_mm512_prefetch_i32[ext]gather_ps clarifications

Peter_B_9 · ‎10-07-2013

The documentation at http://software.intel.com/sites/products/documentation/doclib/iss/2013/compiler/cpp-lin/GUID-254C3F9D-5DDD-4B27-95E2-B6986B4A852B.htm indicates that "Only the lower eight elements are used as indices. The upper eight elements are not used." Since this is a single-precision gather, shouldn't all 16 elements be used as indices? Is this a documentation error, or does this pretefch really only operate on half of the elements? (Perhaps the prefetch unit is limited to 8 addresses?)

What is the purpose of the conv argument to the prefetch instructions? Presumably the data isn't actually being converted yet. Is this just a hint about how many bytes will be read from each address?

The instruction is documented to prefetch a float32 vector. I assume that it's equally effective to prefetch an int32 vector (or, in fact, a number of int32s which will be read using legacy x86 instructions).
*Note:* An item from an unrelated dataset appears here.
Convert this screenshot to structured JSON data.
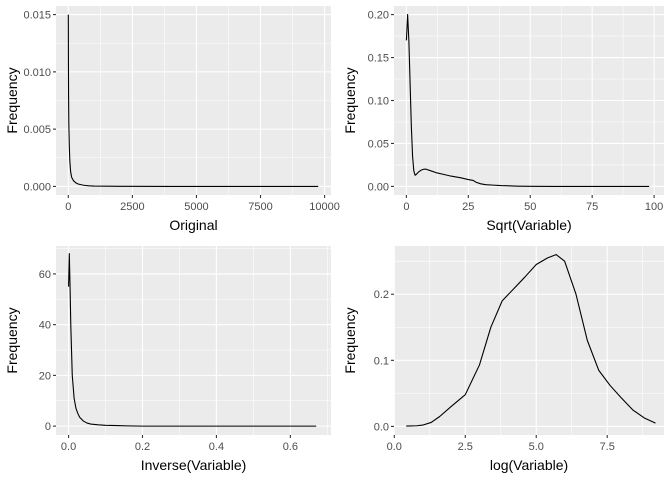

Can someone please confirm this?

Kevin_D_Intel · ‎10-09-2013

I inquired w/Development about your questions.

The statement cited from the User Guide is a documentation error. Apparently a mistaken copy-n-paste from a 64-bit indices variant, such as _mm512_i32lo[ext]gather_pd. I notified our Documentation team about this (internal tracking id below) and will update this post once corrected.

Regarding conv, they said "yes, it is a hint about how many bytes will be read from each address."

Regarding prefetching an int32, they concur, "I believe this is true - it's equally effective to prefetch an int32 vector."

(Internal tracking id: DPD200248812)

Alastair_M_ · ‎06-24-2014

Hi Peter and Kevin,

Sorry to bump this thread after so long but I had a related question that doesn't seem to be addressed elsewhere on the forum.

Can the _mm512_prefetch_i32[ext]gather_ps intrinsics be used to prefetch doubles?

My understanding was that each index would prefetch at least one 64 byte cache line, is that correct?

E.g. if I want to prefetch doubles at indices {0,1,2,3,100,101,102,103 etc..} would I need to create an index vector containing each 32 bit portion of the double or is sufficient to prefetch each unique cache line?

I am trying to prefetch each unique cache line at the moment (by doing a modulus operation on the gather indices and scaling appropriately) without success, the performance of the sparse matrix operation is actually degrading.

I can't find any reference elsewhere on how to properly use the prefetch gather intrinsics on 64 bit types.

Best regards,

Alastair